Pomme, Consolation (Sois sage musique / Polydor, 2022)
Pomme aime les champignons, elle en met partout sur scène et dans ses visuels depuis des années. Jusqu’à la pochette de son troisième album, Consolation, qui vient en cette rentrée dérouler sa pop mélancolique apaisée. Ça va bien à sa musique, les champignons : ça sent l’automne, les feuilles mouillées qu’il faut soulever, la mousse et les balades nuageuses. Les chansons de Claire Pommet, 26 ans aujourd’hui, sont comme ça, ombrageuses mais douces, légères mais inquiètes et menaçantes. Consolation ne change absolument rien à cette couleur, mais affine sensiblement la musique de Pomme, qui s’est donné pour mission de fournir de la belle pop intérieure au grand public de la variété en français. Ce n’est pas une position facile à négocier, il faut avoir du caractère pour continuer à bien écrire quand on a du succès.

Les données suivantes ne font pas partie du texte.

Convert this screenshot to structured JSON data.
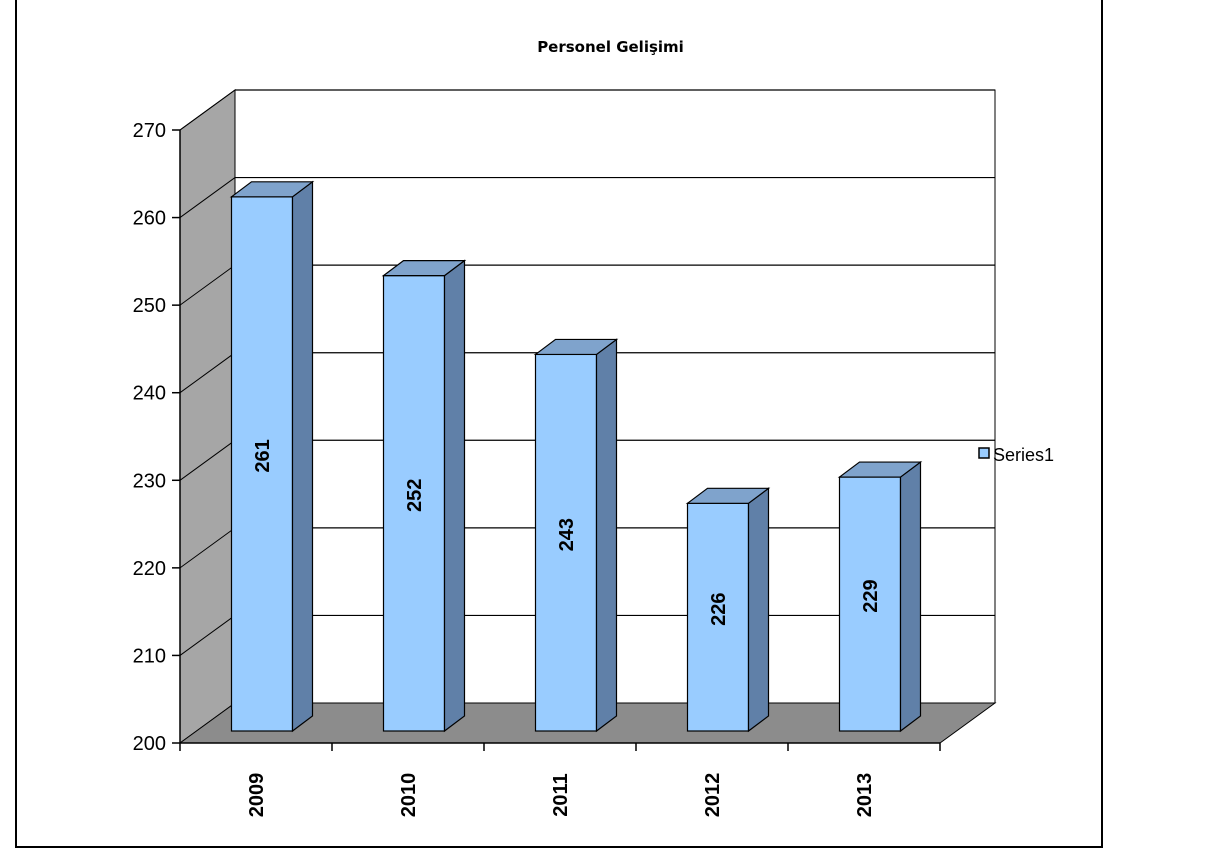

Avec Les Failles, sorti en 2019 et décliné depuis en plusieurs variations sonores, Pomme symbolisait admirablement son époque en compagnie d’autres, comme Angèle ou Yseult – et les Américaines Billie Eilish et Clairo – : elle chantait le stress face à la catastrophe climatique déjà irrattrapable, l’anxiété de vivre dans ce monde-là quand on n’a pas 25 ans, mais aussi la quête de l’amour et les petits gestes à deux quand ça marche, ou quand ça ne marche plus. Tout cela maquillé en chansons pleines d’arbres et de nature inquiète au sous-texte très personnel. Sans en faire une revendication parce qu’on n’en est heureusement plus là, Pomme expliquait aussi que l’amour qu’elle interroge est lesbien et que le début de sa carrière s’est fait dans la douleur, à travers la muraille de sexisme et de menaces physiques érigée par les hommes qui verrouillent encore largement l’industrie de la musique. Entre douceur de façade et propos tranchant dès qu’on lui tend un micro, Pomme a ainsi pris place parmi les gens qu’il faut entendre pour saisir les combats entremêlés qui se jouent en ce moment – écoféminisme, dispersion des genres… Elle est le genre de chanteuse qui remue en profondeur les plus jeunes parce qu’elle met parfaitement en mots les sentiments adolescents bouillonnants – quitte à être trop démonstrative dans cette démarche, on ne fait pas dans la subtilité quand on découvre que le monde ne sera que décevant.